- 1/4 cup (60mL) GAY LEA - Unsalted Butter, softened
- 1/4 cup (60mL) granulated sugar
- 1/2 tsp (2mL) vanilla extract
- 1 1/2 cups (375mL) all purpose flour
- 1 pinch salt
- 1 1/2 cups (375mL) dulce de leche or very firm caramel sauce
- 8 oz (1tbsp) semi-sweet chocolate, chopped
- Pre-heat oven to 350ºF (180ºc)
- Using an electronic mixer beat butter, sugar and vanilla until light and fluffy. In a separate bowl, combine flour and salt. Using a wooden spoon, gradually stir flour into the butter mixture until dough just comes together. With lightly floured hands, press dough evenly onto the bottom of a greased or parchment lined 9 x 9 (2.5 L) pan and bake for 20 minutes or until pale gold in color.
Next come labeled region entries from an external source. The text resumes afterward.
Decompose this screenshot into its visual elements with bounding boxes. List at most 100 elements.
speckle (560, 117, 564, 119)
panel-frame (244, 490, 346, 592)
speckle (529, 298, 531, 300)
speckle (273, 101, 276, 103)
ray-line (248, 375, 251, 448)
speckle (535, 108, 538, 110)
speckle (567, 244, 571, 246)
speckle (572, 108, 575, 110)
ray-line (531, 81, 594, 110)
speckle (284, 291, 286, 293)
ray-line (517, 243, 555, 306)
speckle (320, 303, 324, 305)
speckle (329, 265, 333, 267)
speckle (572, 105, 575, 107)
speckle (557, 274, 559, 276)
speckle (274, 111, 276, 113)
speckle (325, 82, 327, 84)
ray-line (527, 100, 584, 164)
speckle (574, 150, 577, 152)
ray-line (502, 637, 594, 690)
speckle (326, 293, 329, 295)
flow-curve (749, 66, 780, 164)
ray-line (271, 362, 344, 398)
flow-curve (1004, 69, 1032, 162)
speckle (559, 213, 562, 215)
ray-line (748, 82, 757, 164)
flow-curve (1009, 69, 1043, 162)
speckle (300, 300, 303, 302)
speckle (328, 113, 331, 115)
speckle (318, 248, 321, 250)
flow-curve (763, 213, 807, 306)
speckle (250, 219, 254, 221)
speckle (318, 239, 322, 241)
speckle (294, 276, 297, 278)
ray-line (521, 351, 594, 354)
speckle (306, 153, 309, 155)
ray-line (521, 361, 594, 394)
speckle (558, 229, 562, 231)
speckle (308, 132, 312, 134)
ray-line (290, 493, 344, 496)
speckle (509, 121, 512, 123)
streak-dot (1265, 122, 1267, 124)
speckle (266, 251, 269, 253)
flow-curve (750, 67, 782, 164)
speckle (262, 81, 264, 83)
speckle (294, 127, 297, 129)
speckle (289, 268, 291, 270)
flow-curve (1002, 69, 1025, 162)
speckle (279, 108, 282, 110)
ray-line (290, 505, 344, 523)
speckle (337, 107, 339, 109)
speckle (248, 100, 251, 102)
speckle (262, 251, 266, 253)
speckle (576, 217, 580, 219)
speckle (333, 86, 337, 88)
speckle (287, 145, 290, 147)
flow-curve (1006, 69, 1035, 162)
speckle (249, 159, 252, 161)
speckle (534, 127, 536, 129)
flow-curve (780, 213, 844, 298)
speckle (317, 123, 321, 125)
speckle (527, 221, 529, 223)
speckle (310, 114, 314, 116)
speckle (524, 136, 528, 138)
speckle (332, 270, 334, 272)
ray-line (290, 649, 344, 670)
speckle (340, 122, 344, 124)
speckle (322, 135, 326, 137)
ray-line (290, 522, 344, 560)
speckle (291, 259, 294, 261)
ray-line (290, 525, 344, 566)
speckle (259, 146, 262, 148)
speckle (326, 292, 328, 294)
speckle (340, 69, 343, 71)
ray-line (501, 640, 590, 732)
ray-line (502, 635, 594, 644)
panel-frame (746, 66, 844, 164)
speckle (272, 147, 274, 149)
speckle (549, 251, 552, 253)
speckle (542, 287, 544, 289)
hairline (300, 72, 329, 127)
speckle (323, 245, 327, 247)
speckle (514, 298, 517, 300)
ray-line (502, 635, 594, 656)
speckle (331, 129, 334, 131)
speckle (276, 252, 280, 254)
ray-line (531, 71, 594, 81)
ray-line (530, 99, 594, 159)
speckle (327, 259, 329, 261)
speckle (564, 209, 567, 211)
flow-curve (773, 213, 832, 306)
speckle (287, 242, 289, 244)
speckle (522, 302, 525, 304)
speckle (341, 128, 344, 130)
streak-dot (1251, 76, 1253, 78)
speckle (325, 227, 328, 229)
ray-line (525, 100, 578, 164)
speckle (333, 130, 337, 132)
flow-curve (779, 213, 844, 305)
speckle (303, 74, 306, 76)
Remove from oven and cool completely. Gently warm Dulce de Leche or caramel in the microwave until is spreadable but not hot. Spread evenly over the shortbread base.
- In a microwave safe bowl, combine chocolate and Gay Lea butter. Melt on high gently for 1 minute. Stir chocolate/butter mixture until smooth. Pour chocolate evenly over Dulce/caramel and leave to set.
- Cut shortbread into 1 1/2" (3.725 cm) squares using a sharp knife.